Deve-se considerar também que a Petrobras faz uma robusta gestão de seu portfólio e segue programa de desinvestimentos, conforme compromisso celebrado com o Cade e em linha com as diretrizes do Ministério de Minas e Energia e do Conselho Nacional de Política Energética. Em 2021, foi concluída a venda da refinaria Landulpho Alves, na Bahia, trazendo mais um ator relevante para competir no mercado brasileiro. Nesse contexto, preços artificialmente desconectados do mercado global podem ter consequências danosas. Os efeitos de preços artificialmente baixos, sem a devida compensação econômica, vão além das questões legais, podendo resultar em falta de investimentos e potencial desabastecimento. No curto prazo, sem preços competitivos, importadores e outros refinadores poderiam deixar de atuar, gerando risco de não atendimento de parte da demanda.

Haveria consequências negativas também no longo prazo. O refino demanda investimentos elevados para seguir atendendo à demanda. Se uma empresa acumula prejuízos com preços abaixo de seus concorrentes, não terá capacidade de investir e deixará de atender à sua parcela da demanda. Outras empresas também não investirão, pois um mercado desalinhado à dinâmica global afugenta investidores.

Não à toa, mesmo com o mercado legalmente aberto desde 1997, não se viu no refino a mesma evolução e pujança que observamos na produção de petróleo e gás. No passado, a política de preços da Petrobras, pouco clara no acompanhamento das mudanças de patamar dos preços internacionais, resultou na falta de interesse de outros atores em importar combustíveis e investir no refino nacional.

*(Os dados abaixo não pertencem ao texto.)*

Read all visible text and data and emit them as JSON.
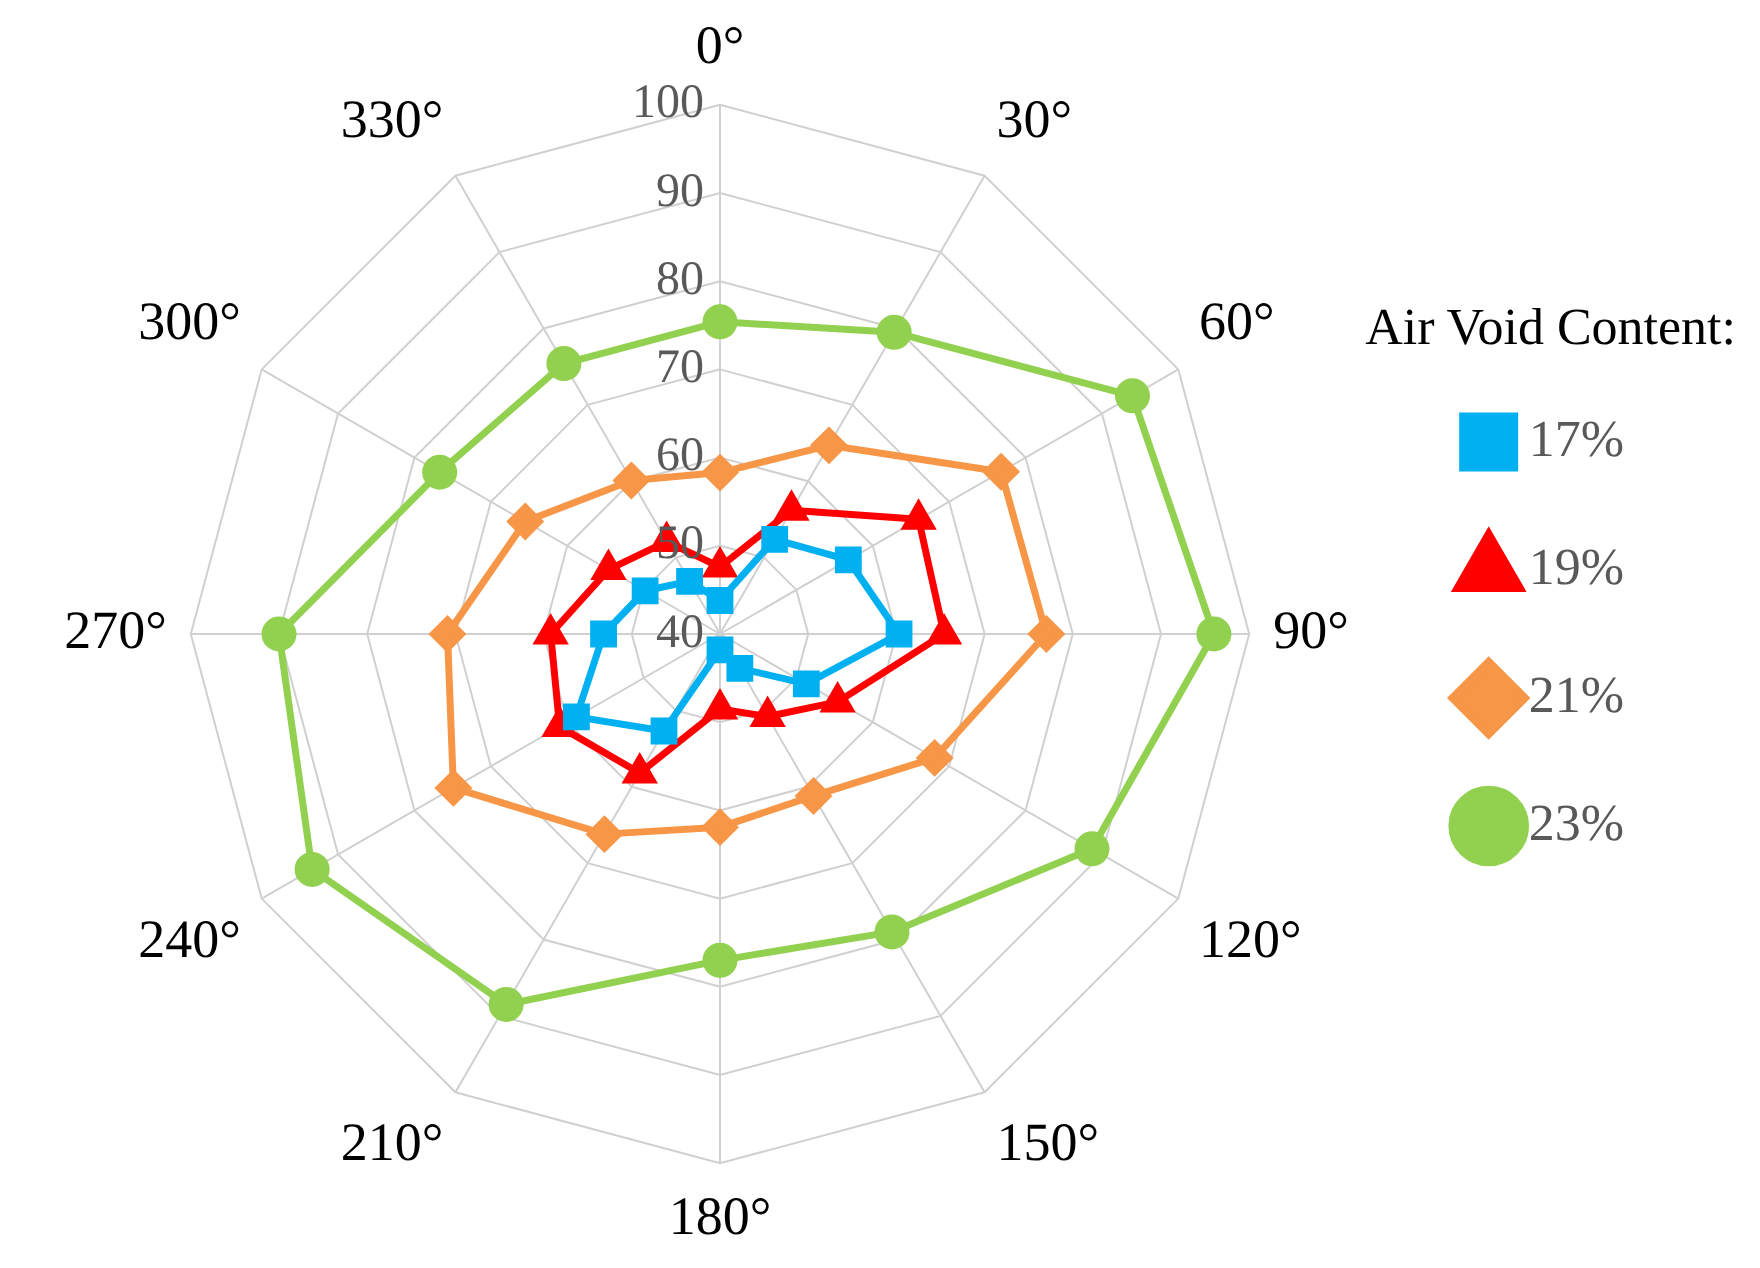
{
  "chart_data": {
    "type": "radar",
    "categories": [
      "0°",
      "30°",
      "60°",
      "90°",
      "120°",
      "150°",
      "180°",
      "210°",
      "240°",
      "270°",
      "300°",
      "330°"
    ],
    "series": [
      {
        "name": "17%",
        "color": "#00b0f0",
        "marker": "square",
        "values": [
          43.8,
          52.4,
          56.8,
          60.3,
          51.3,
          44.5,
          41.8,
          52.7,
          58.8,
          53.2,
          49.8,
          46.9
        ]
      },
      {
        "name": "19%",
        "color": "#ff0000",
        "marker": "triangle",
        "values": [
          47.6,
          56.2,
          66,
          65.4,
          55.4,
          50.8,
          48.5,
          58.2,
          61,
          59.2,
          54.6,
          52.1
        ]
      },
      {
        "name": "21%",
        "color": "#f79646",
        "marker": "diamond",
        "values": [
          58.3,
          64.7,
          76.8,
          77,
          68.1,
          61.2,
          61.9,
          66.2,
          74.9,
          70.9,
          65.5,
          60.1
        ]
      },
      {
        "name": "23%",
        "color": "#92d050",
        "marker": "circle",
        "values": [
          75.4,
          79.5,
          94,
          96,
          88.7,
          79,
          77,
          88.5,
          93.4,
          90,
          76.7,
          75.4
        ]
      }
    ],
    "legend_title": "Air Void Content:",
    "legend": "right",
    "ylim": [
      40,
      100
    ],
    "yticks": [
      40,
      50,
      60,
      70,
      80,
      90,
      100
    ],
    "grid": true,
    "line_style": "solid"
  }
}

Sem investimentos, o risco de desabastecimento é real — como já se viu ocorrer em outros países que, mesmo com relevantes reservas de petróleo, enfrentam dificuldades crônicas para abastecer seu mercado interno. Também não há mais espaço para praticar preços acima do mercado, pois isso aumentaria rapidamente as importações, forçando as refinarias nacionais a reduzirem a produção. E isso não acontece atualmente. Com preços alinhados à dinâmica internacional, o que se observa, hoje, é a Petrobras e outros agentes compartilhando riscos e oportunidades na importação de combustíveis e no atendimento ao mercado.

Considere-se ainda que, além da Lei do Petróleo, aplica-se à Petrobras também a Lei das S/A e, desde 2016, a Lei das Estatais, que afirma que as empresas de economia mista só podem assumir condições distintas de outra empresa privada caso haja definição clara em lei ou regulamento. Portanto, no atual arcabouço legal, a atuação da Petrobras deve ser em livre competição.

Assim, em respeito à legislação e às suas responsabilidades como empresa de economia mista, a Petrobras pratica preços atrelados ao mercado, de forma responsável, evitando repassar aos clientes a volatilidade de curto prazo do mercado internacional. A companhia segue compromissada com a eficiência e com a entrega de produtos de alta qualidade aos seus clientes, a preços competitivos, contribuindo assim para o abastecimento nacional e para a robustez de nosso mercado, com resultados positivos para a sociedade brasileira.